I nodded. Given how he felt about me, that was an effusive greeting.

He walked over to the side of the bed and looked at each of the babies in turn before addressing Devona. “Your doctor tells me that both you and the children are doing well.”

“We are.” Devona’s tone was pleasant but guarded. Her relationship with her father had improved over the years, but it still had a long way to go.

“I am gratified to see my grandchildren at last,” he said.

Full Bloodborn didn’t produce children, and half-vampires were always sterile. Lily and Toby were the first grandchildren Galm had ever had throughout the millennia of his existence and that – more than whatever power the twins were supposed to possess – made them special to him. At least, that’s what I’d like to think.

He reached out for the twin closest to him – Lily as it turned out – but before he could touch her, Devona bared her fangs and snarled at him like an infuriated jungle cat.

Galm’s eyes blazed red and he bared his own fangs. He was the Lord of all Bloodborn, the most powerful vampire who’d ever existed.

I spoke softly. “It’s a wise grandpa who knows not to piss off the mother of his grandchildren.”
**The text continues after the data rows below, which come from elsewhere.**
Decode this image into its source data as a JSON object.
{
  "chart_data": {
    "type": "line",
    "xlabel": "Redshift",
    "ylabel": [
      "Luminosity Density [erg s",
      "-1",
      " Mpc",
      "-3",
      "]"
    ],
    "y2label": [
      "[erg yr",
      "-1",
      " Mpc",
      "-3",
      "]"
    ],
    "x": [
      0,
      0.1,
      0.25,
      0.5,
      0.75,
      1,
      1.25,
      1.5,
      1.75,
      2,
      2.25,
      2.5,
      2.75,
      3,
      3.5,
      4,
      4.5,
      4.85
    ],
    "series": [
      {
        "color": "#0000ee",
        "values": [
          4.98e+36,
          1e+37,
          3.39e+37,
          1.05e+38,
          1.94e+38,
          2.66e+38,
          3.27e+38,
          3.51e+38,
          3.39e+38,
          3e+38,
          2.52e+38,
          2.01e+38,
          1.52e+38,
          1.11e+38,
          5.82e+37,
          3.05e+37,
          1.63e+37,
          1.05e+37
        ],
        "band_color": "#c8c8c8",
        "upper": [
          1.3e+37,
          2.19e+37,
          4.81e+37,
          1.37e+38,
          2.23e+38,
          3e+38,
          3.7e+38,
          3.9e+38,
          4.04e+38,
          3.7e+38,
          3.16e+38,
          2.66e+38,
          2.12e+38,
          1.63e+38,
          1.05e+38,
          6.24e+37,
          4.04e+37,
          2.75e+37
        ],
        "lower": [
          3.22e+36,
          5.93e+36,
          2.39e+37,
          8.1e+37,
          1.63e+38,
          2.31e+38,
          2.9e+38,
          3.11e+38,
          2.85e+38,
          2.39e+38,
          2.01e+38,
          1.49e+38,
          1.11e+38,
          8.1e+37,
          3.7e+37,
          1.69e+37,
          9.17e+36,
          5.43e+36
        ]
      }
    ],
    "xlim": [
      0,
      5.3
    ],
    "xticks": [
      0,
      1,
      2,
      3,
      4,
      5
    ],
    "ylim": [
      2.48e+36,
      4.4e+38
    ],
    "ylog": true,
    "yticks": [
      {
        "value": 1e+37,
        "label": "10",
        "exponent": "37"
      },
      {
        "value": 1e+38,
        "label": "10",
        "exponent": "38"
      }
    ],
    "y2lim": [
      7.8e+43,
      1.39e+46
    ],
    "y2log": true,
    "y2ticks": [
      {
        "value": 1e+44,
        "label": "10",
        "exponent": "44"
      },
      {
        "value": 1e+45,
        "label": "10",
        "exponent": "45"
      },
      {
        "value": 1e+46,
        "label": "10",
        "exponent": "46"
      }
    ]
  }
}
Galm turned to glare at me for a moment, but then the fire left his eyes, and his fangs receded. He turned back to Devora and in a thoroughly chastened voice said, “May I hold my granddaughter? Please?”

Devona smiled sweetly and with no little satisfaction. “Of course.”

She handed Lily to Galm and the vampire lord cradled her with surprising tenderness as he gazed down at her. I expected him to make some sort of snide comment about her not being Bloodborn, but he said nothing, only smiled.

I looked at Devona and we exchanged smiles of our own. It was clear that things were going to very different from now on. And infinitely better.